Written by Diane Archer

Today, hundreds of corporate health insurers offer thousands of health plans and treat much of their data on the care they cover and patient outcomes as proprietary. They have a powerful incentive to deny care as it increases their revenues and the ability to do so with near impunity. Effective oversight is largely not possible and tremendously costly. Enrollees gamble with their health and their lives when they choose a health plan, as there is no guarantee that their insurers will cover the benefits to which they are entitled. 

What makes matters worse is that insurers are not willing or able to control health care costs. Increasingly, cost is a barrier to care for enrollees. High deductibles and copays mean tens of millions of Americans are underinsured and cannot get care, even with health insurance.

Additionally, insurers can delay and downgrade hospital and physician claims, and it is in their financial interest to do so.

If value is a function of quality and cost, insurers are providing low- or no-value health care. Costs are out of control, and quality is impossible to ascertain. 

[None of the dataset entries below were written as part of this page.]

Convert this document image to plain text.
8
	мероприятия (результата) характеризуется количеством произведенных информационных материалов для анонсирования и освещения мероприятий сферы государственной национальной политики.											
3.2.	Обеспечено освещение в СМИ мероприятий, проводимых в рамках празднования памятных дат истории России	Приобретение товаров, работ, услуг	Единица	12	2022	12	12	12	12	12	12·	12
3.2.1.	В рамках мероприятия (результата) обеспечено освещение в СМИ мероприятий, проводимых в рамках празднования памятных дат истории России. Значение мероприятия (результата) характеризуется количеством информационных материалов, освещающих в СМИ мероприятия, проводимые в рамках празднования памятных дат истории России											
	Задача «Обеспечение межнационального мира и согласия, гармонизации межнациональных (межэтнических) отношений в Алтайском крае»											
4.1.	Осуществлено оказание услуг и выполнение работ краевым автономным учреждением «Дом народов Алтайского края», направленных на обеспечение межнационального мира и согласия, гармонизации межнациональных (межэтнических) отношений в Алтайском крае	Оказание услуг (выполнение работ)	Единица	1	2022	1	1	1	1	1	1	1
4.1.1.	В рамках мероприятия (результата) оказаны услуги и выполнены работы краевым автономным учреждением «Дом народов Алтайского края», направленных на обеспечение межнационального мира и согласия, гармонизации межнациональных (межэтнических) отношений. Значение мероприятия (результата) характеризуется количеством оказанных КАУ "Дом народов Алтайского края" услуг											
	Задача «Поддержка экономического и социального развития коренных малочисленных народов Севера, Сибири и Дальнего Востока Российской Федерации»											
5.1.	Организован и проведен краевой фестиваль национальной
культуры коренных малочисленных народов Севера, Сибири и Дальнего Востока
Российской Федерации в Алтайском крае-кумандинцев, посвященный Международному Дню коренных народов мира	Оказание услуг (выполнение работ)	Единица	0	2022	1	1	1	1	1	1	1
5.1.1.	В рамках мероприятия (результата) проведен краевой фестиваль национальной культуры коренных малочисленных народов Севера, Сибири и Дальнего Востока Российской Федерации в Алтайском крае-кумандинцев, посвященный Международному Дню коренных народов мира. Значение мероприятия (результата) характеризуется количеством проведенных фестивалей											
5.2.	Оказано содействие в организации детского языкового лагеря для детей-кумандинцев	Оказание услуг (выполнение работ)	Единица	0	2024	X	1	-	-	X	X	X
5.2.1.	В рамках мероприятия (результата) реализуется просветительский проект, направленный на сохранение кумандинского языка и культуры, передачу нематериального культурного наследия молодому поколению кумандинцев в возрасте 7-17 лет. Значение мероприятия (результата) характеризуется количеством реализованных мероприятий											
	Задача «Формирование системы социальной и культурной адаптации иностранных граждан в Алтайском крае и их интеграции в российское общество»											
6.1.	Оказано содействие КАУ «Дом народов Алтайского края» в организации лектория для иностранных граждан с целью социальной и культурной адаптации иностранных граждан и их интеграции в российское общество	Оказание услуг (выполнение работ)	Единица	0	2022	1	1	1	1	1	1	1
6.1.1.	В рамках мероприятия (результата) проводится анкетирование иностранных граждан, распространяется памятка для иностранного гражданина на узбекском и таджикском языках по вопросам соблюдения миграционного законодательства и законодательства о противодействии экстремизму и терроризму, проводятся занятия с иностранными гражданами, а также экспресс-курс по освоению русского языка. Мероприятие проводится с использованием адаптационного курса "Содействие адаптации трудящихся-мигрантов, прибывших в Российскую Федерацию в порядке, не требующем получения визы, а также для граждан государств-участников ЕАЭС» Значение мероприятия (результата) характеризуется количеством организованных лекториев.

While there is no way to fix our broken for-profit health care system, some improvements would help ensure people get the care they need and providers are paid in a timely fashion for their services. These reforms are urgent and critical.

  1. Prohibit health insurers from offering more than three different health plans.
    • It would simplify people’s choice and make it a little easier to distinguish among health plans.
    • Still, it would not help people know whether a health plan would meet their needs.
  2. Establish an independent agency to standardize prior authorization rules and process claims. 
    1. Members of the agency would have no financial incentive to establish rules that are not evidence-based.
    2. Members of the agency would be accountable for their rules, which would be transparent. 
  3. Standardize prior authorization and claims processing.
    1. Standardization ensures that, no matter which health plan people choose, prior authorization rules are based on clinical evidence.
    2. Standardization would make prior authorization rules transparent.
    3. Standardization would reduce inappropriate delays and denials of care.
    4. Standardization ensures prior authorization rules are consistent across plans. Without standardization, each health plan uses different rules when deciding whether to cover services
    5. Standardization could allow enrollees to compare plans on how well they manage and coordinate care and costs.
    6. Standardization would help ensure patients get the care they need. It could allow patients to avoid bad actor health plans.
  4. Grant the independent agency authority to pay claims. 
    1. Centralized claims processing ensures providers are consistently paid in a timely manner.
    2. Centralized claims processing allows the collection of complete, accurate and timely patient encounter data needed to oversee health insurers and understand emerging and persisting health care issues.
    3. Centralized claims processing could improve public health. It would make it easier to see what’s working and not working in our health care system and drive improvements. 
  5. Establish meaningful network adequacy standards to ensure enrollees have access to needed care.
    1. Prevent insurers from establishing different networks for different enrollees in a given area, be they in employer-sponsored plans, retiree plans or ACA plans. 
    2. Impose meaningful automatic non-discretionary penalties on insurers that misrepresent their network providers or that have inadequate networks.
  6. Establish meaningful prescription drug coverage rules. 
    1. Require insurers to cover generic alternatives to all brand name drugs.
    2. Transfer step therapy decisions away from insurers into the hands of an independent agency.
  7. Require insurers to compete exclusively on network design, care coordination and cost.